Archive for September, 2010
Let’s hear it for the wisdom of college freshmen. Seriously. I have 30 of them in my class at Cornerstone University and together we are studying Biblical Hermeneutics and it’s plain to see this class is going to be far from boring. So what is Beck doing in a Hermeneutics class? Helping me make it relevant. After all the class is a study in how to appropriately, accurately and relevantly apply ancient texts from different languages and cultures to the Facebook generation and stay true to what God really meant to say.
So out of the blue I asked my class “How many think Beck should be considered an evangelical Christian?” Only one hand out of 30 went up. I must admit I was surprised and said so. ‘After all,’ I told them, ‘he espouses Christian values, uses Christian terminology and has garnered the support of numerous Christian leaders – why don’t you think he should be considered a Christian?’ Several people answered at once “He’s a Mormon.”
Yes he is, and that doesn’t make him any more fallen or any less likeable than anyone else. But the fact of the matter – that these tuned-in university students got – is that the Mormon Church for its 180 year history has officially, and at times vociferously, rejected all the primary doctrines that define Christianity and set it apart from every other religion in the world.
- Only one God who has forever existed as a single tri-personal being of Father, Son and Holy Spirit — rejected.
- God the Father as a personal being who as spirit cannot be bounded by a body or any other space-time limitation (it’s what allows him to be all-powerful, all-knowing and simultaneously everywhere present) — rejected.
- Jesus Christ who existed prior to his virgin birth as God, the eternal creator and Logos, and who while condescending to become fully human and image the invisible God and make him visible to us, continued to be also completely and fully deity — rejected.
- The only way we escape the just and eternal consequences of our sin and daily selfish, egocentric choices is to exchange our sinfulness and unrighteousness for the perfect righteousness of Jesus, which God offers to us as a gift, we receive by faith – believing that God out of his goodness and grace will just give to us for the asking — rejected. For more information IRR.org has several articles on Mormon-Christian differences.

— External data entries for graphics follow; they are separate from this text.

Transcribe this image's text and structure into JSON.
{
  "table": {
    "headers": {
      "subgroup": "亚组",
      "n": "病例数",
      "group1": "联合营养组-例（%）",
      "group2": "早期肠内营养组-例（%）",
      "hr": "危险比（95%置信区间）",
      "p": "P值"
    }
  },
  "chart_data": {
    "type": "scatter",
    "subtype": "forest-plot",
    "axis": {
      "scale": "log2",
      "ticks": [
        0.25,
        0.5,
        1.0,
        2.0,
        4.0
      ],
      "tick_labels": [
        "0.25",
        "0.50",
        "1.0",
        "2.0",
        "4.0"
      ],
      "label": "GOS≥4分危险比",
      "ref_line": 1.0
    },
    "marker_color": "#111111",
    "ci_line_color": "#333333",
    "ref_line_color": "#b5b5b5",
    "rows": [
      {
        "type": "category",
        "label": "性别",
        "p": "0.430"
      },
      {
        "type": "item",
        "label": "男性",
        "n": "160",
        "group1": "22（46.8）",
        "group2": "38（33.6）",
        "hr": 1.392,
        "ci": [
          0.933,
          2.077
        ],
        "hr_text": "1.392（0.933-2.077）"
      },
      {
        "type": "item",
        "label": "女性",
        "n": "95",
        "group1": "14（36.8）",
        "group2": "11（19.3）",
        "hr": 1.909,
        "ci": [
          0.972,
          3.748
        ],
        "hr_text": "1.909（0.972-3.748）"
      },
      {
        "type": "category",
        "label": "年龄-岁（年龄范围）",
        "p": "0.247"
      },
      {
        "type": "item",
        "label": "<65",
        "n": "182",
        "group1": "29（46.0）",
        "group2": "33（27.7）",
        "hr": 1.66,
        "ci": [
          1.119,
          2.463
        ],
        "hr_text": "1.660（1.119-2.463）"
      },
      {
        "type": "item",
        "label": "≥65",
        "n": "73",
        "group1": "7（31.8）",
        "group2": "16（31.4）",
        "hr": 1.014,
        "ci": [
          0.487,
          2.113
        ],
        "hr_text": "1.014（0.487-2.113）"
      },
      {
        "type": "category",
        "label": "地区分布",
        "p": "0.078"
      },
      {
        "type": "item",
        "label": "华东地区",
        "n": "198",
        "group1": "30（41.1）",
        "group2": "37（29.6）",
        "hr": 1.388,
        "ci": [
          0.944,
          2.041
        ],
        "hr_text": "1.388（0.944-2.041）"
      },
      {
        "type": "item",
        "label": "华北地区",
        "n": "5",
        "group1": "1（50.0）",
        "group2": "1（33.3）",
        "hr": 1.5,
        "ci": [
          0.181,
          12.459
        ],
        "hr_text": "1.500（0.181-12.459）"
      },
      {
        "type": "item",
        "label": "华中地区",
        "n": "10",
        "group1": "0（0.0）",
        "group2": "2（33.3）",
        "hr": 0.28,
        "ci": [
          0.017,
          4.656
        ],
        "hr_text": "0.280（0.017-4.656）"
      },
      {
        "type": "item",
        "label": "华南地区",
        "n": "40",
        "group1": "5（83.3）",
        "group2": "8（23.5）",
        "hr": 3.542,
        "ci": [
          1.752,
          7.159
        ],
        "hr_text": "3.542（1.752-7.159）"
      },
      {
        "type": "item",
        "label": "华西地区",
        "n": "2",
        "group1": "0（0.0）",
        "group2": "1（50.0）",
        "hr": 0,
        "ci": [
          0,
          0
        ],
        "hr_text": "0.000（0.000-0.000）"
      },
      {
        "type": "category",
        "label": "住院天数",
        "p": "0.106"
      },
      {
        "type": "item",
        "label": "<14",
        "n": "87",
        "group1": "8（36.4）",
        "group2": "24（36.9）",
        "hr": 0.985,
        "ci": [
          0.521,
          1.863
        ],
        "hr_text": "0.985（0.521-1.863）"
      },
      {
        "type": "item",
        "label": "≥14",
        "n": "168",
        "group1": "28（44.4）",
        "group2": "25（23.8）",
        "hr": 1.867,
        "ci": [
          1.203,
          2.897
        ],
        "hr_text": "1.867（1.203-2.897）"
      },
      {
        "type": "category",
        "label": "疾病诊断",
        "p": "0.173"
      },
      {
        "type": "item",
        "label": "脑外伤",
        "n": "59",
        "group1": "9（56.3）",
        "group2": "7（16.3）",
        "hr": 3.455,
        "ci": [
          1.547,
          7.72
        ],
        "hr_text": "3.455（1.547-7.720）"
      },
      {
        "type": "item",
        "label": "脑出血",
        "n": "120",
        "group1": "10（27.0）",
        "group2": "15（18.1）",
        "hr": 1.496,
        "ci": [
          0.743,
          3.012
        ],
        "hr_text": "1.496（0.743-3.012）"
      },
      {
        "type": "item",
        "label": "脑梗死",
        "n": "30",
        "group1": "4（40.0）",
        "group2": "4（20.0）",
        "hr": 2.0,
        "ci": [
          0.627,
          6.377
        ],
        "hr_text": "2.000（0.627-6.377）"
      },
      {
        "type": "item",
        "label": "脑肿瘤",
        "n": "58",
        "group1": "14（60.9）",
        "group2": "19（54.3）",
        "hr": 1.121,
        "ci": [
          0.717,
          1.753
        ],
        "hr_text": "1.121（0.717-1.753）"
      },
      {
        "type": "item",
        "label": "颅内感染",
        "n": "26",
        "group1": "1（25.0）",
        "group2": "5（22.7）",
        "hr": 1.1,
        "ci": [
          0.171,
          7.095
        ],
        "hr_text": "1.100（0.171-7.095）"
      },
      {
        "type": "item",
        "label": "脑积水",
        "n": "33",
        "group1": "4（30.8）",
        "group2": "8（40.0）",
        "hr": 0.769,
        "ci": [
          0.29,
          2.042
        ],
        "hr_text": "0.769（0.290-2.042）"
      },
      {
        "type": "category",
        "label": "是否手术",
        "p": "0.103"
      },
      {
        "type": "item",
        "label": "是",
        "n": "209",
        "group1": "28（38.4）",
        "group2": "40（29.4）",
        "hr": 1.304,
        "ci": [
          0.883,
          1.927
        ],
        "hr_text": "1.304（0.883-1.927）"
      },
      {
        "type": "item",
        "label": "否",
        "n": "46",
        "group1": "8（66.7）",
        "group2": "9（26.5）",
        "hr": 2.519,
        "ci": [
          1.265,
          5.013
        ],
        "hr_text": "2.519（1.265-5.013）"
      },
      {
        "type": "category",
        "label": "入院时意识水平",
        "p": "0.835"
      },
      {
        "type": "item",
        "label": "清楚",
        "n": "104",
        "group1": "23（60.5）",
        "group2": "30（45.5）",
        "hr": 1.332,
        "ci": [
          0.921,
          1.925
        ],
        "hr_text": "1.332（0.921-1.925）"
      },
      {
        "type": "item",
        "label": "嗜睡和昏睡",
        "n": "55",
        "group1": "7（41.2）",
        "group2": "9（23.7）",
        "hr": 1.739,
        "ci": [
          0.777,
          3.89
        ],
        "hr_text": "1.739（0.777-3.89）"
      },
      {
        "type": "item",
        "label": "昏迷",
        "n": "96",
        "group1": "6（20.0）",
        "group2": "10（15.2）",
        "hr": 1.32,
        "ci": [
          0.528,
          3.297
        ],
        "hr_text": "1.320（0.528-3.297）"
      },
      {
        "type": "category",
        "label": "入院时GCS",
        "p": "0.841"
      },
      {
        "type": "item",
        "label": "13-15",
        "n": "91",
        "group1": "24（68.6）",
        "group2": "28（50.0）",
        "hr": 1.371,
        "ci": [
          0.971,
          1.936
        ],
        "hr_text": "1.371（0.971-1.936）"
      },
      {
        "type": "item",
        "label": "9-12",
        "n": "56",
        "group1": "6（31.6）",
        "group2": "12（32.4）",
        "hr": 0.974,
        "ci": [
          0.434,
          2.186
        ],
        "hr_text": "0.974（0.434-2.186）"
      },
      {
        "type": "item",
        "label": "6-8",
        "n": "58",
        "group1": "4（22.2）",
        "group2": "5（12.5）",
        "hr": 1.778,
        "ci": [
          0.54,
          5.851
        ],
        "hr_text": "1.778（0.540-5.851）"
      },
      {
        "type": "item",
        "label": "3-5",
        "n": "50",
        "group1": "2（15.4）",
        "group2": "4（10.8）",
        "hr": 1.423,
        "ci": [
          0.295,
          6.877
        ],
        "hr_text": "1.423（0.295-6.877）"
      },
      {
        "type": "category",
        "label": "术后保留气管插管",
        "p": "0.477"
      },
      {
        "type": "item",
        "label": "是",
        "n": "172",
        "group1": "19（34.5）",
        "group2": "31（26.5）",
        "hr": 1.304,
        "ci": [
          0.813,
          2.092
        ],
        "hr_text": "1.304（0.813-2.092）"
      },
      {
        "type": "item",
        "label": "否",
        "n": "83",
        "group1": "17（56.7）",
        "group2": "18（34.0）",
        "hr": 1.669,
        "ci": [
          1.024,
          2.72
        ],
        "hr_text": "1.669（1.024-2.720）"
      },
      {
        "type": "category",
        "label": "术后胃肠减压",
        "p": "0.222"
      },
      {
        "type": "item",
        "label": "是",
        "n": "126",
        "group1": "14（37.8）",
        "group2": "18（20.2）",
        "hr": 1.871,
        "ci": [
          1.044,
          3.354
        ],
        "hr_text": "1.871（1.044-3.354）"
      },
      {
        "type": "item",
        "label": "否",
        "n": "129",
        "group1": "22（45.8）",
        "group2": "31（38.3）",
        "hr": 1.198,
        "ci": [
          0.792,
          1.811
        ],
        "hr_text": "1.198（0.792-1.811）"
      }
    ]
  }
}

So does Glenn Beck inspire a return to Christian and conservative values? Yes. Does Glenn Beck use imagery and terminology that resonates with evangelical Christians? Sure looks that way. Do other Christian leaders seem to be welcoming Glenn Beck as a fellow Christian and expressing a certain level of comfort with how he articulates his personal beliefs and faith? Mmm hmmm. Does any of that make Glenn Beck a Christian? Not if we are going to use good hermeneutics and a historical and biblical definition for “Christian.” Until the LDS Church changes the articulation of its core doctrines and stops rejecting what Christians have affirmed for the past 2000 years, we are all going to have to continue to choose – Mormon or Christian – but not both.